Encinas (right) achieved notoriety in the 1980s
Jose Carlos dos Reis Encina, 48, was shot on Thursday, as he drove from prison to an office where he was working on day release.
He came to prominence in the 1980s through drug dealing and a series of outlandish jail breaks.
In 1985 he was being held at a maximum security jail on an island when a helicopter landed in the yard to pick him up.
Encina built up a drugs empire centred on one of Rio's hillside favelas or shanty towns.
He was a founder of what became known as the Red Command, the city's most notorious criminal faction.
Encina was captured and sentenced to 50 years in prison but his escapes earned him the nickname of "Step Ladder".

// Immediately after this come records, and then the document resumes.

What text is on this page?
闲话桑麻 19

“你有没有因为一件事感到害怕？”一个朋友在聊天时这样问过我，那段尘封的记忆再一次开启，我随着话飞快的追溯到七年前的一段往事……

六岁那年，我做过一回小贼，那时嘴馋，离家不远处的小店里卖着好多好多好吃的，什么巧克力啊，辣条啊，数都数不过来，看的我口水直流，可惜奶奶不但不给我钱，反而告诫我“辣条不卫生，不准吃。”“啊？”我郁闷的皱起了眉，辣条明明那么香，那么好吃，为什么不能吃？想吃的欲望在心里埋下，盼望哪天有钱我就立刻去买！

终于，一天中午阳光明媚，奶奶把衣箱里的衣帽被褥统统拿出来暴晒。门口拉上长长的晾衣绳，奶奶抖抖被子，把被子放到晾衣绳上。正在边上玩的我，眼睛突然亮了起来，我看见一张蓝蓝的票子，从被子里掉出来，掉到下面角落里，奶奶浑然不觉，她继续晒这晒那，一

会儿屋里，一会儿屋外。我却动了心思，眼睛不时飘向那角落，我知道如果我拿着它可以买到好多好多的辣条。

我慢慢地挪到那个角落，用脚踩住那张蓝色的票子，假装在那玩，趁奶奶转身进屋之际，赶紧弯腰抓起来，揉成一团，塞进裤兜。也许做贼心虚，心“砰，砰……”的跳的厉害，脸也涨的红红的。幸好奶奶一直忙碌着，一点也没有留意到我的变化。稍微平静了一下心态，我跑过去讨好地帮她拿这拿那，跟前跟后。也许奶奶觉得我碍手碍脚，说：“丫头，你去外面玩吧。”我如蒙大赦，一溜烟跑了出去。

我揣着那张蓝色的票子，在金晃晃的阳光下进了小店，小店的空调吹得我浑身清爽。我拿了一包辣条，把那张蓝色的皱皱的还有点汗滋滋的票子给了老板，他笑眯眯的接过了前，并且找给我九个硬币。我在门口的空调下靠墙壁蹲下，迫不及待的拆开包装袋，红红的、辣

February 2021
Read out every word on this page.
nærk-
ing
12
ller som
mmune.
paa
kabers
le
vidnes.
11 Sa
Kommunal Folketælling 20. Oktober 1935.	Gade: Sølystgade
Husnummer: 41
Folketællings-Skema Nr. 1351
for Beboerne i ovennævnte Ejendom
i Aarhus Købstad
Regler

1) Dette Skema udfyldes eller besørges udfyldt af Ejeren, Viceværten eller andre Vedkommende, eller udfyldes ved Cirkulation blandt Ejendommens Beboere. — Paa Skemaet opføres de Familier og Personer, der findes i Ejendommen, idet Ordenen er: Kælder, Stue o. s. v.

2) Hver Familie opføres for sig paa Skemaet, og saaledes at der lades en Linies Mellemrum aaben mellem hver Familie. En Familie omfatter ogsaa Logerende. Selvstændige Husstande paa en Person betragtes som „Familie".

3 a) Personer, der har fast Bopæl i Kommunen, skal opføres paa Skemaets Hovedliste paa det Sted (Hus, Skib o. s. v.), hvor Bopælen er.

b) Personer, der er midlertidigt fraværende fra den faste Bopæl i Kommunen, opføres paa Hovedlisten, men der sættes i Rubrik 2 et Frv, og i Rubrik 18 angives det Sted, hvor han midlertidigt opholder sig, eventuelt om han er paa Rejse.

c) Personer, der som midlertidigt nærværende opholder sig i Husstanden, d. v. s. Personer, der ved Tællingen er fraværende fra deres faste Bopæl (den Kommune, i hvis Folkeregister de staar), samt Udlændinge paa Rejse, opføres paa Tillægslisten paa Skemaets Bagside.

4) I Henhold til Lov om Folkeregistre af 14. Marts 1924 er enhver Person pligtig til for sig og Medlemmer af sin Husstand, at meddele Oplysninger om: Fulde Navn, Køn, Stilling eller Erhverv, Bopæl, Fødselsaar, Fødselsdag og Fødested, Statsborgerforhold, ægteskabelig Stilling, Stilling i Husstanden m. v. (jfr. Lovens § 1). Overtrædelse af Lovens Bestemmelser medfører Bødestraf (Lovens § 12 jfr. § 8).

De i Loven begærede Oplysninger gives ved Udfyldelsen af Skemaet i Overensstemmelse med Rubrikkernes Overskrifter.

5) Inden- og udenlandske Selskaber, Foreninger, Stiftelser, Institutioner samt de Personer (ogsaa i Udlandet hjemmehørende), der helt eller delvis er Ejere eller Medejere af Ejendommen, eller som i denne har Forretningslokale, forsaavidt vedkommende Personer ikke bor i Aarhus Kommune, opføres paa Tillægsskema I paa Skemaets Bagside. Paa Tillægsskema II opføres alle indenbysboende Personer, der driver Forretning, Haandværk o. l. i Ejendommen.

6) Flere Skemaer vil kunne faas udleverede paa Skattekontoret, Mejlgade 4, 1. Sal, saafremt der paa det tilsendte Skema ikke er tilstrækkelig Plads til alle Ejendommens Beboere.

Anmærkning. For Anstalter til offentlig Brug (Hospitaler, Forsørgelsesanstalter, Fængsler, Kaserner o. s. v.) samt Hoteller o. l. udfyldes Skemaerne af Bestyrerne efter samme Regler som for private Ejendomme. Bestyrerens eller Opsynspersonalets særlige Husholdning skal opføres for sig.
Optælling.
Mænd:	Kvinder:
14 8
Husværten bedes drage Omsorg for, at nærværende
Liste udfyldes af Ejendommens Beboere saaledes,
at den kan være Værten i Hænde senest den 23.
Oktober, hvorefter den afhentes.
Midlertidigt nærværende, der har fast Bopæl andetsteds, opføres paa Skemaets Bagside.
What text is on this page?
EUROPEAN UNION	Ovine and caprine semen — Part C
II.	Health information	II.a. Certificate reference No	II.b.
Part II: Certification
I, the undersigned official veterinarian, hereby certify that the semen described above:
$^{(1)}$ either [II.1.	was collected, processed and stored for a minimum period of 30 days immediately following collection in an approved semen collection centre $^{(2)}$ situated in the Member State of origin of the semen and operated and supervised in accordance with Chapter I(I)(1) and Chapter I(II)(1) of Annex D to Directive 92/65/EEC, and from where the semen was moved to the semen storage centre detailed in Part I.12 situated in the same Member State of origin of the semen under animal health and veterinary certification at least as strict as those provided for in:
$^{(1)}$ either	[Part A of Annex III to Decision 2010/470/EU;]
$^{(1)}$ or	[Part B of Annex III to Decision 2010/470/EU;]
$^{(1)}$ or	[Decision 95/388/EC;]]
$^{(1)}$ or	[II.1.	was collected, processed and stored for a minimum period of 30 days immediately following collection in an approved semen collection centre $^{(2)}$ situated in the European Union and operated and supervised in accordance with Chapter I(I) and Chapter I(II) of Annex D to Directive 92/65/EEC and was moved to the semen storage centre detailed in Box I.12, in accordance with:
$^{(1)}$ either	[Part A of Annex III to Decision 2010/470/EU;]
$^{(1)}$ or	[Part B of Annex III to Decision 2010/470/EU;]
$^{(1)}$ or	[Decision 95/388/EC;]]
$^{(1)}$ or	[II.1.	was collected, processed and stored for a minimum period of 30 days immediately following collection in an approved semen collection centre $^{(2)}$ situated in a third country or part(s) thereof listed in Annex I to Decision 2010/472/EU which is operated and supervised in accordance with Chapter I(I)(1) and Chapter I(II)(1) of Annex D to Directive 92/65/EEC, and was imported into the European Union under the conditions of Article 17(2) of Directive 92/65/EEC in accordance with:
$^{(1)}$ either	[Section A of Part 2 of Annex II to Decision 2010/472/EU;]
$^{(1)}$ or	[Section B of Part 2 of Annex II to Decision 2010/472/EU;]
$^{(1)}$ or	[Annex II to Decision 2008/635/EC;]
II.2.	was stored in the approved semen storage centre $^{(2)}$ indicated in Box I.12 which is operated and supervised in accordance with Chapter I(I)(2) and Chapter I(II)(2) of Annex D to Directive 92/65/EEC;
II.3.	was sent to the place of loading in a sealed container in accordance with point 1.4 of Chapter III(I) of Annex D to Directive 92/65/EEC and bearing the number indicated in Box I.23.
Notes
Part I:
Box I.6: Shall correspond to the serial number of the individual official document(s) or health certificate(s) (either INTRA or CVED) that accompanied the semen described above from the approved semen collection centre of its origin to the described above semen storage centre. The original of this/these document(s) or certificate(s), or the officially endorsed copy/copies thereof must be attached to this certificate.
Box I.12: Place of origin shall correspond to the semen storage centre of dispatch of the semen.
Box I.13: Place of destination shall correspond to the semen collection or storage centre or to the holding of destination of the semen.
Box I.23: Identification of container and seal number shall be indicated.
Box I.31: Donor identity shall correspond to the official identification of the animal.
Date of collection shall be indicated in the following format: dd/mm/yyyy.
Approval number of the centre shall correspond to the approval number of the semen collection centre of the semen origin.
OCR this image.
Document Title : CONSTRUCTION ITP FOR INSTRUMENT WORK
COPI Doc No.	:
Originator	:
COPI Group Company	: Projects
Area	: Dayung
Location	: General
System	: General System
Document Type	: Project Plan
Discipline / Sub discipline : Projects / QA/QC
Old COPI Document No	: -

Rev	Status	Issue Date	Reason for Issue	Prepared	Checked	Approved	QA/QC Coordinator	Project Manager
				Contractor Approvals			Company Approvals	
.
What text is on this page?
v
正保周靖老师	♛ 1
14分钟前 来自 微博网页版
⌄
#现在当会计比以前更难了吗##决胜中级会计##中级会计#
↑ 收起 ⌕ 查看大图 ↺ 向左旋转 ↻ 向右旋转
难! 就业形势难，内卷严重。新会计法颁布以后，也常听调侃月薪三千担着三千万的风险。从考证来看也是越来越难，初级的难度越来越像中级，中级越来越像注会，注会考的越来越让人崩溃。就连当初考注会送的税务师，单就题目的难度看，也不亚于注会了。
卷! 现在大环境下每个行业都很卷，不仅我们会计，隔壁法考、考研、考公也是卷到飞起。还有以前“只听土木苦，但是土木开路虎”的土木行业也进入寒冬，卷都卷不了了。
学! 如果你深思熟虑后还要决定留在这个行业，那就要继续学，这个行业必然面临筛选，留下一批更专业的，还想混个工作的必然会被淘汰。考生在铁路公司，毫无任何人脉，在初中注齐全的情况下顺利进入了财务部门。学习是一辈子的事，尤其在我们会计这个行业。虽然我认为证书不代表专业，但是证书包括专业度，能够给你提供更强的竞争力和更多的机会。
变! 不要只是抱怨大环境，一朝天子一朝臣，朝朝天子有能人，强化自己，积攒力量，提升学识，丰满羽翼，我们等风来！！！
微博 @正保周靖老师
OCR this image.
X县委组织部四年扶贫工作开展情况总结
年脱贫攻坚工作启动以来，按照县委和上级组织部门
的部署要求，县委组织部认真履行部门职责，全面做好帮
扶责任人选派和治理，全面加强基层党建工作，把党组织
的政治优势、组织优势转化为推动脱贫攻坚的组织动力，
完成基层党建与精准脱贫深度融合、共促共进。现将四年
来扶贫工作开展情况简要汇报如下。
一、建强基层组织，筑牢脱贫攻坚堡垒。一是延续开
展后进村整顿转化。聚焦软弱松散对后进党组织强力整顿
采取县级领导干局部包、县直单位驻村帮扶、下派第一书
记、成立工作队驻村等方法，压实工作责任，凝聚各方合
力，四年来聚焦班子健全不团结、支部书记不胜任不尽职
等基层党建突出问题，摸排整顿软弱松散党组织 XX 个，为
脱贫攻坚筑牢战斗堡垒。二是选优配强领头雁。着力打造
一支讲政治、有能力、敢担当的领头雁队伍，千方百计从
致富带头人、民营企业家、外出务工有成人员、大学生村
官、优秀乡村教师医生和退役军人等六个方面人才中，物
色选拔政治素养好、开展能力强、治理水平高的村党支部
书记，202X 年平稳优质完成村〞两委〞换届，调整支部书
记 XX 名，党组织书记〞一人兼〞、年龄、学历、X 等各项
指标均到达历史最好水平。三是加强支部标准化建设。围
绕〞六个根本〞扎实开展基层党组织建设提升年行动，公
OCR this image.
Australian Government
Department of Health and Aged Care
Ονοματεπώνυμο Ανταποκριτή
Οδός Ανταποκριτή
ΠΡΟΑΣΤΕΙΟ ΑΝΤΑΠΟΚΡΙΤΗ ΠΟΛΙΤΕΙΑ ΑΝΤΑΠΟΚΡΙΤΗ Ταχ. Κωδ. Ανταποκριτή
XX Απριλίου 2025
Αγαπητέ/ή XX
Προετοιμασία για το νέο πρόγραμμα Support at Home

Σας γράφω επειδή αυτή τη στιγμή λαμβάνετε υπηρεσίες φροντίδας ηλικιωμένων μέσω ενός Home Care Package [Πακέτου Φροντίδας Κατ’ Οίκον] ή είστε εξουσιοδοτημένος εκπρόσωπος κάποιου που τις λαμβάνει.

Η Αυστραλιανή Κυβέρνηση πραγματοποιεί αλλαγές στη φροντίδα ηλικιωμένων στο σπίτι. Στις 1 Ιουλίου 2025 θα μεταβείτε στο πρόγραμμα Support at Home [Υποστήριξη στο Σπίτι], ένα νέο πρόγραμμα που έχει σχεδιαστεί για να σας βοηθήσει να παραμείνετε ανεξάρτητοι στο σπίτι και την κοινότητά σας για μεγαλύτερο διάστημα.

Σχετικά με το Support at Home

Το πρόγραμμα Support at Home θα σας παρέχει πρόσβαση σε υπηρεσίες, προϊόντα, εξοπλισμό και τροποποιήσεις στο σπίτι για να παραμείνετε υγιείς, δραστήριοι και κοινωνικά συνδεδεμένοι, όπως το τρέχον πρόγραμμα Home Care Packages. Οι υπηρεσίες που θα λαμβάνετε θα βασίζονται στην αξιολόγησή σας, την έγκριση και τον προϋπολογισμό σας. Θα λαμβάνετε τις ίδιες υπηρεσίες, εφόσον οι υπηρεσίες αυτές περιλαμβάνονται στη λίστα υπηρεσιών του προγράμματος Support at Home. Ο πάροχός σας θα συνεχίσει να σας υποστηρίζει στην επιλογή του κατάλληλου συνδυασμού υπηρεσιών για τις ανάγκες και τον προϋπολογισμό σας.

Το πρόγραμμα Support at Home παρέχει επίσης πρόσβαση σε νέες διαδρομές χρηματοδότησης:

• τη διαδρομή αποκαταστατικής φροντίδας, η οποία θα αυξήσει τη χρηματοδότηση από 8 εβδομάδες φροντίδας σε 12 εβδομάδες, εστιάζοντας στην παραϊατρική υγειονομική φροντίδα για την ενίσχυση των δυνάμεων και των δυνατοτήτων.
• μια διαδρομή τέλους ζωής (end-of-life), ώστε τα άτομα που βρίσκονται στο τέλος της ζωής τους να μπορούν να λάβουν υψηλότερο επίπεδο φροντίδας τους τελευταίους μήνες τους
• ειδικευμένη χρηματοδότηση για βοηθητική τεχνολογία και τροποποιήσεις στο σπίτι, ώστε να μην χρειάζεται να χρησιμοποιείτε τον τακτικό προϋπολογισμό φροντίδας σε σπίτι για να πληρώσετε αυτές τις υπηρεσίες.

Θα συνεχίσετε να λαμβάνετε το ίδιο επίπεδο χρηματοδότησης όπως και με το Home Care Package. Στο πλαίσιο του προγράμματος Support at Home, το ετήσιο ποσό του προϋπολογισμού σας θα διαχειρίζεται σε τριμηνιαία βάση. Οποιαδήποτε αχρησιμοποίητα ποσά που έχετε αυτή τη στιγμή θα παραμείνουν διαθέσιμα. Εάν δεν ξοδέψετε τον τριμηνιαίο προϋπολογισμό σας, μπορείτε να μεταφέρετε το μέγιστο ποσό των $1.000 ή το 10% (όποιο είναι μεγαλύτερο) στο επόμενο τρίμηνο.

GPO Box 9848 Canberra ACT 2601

On one occasion he dressed as a guard and coolly walked out the front gates of a prison.
His death on Thursday appears to have been a contract killing and probably drug-related.
Encina and a colleague were driving to work when they were shot dead by two men on motorbikes carrying automatic weapons.
Despite his crimes he is being mourned in the favela which he ruled.
At the height of his notoriety he distributed food there and paid for new schools - an example younger drug dealers have followed.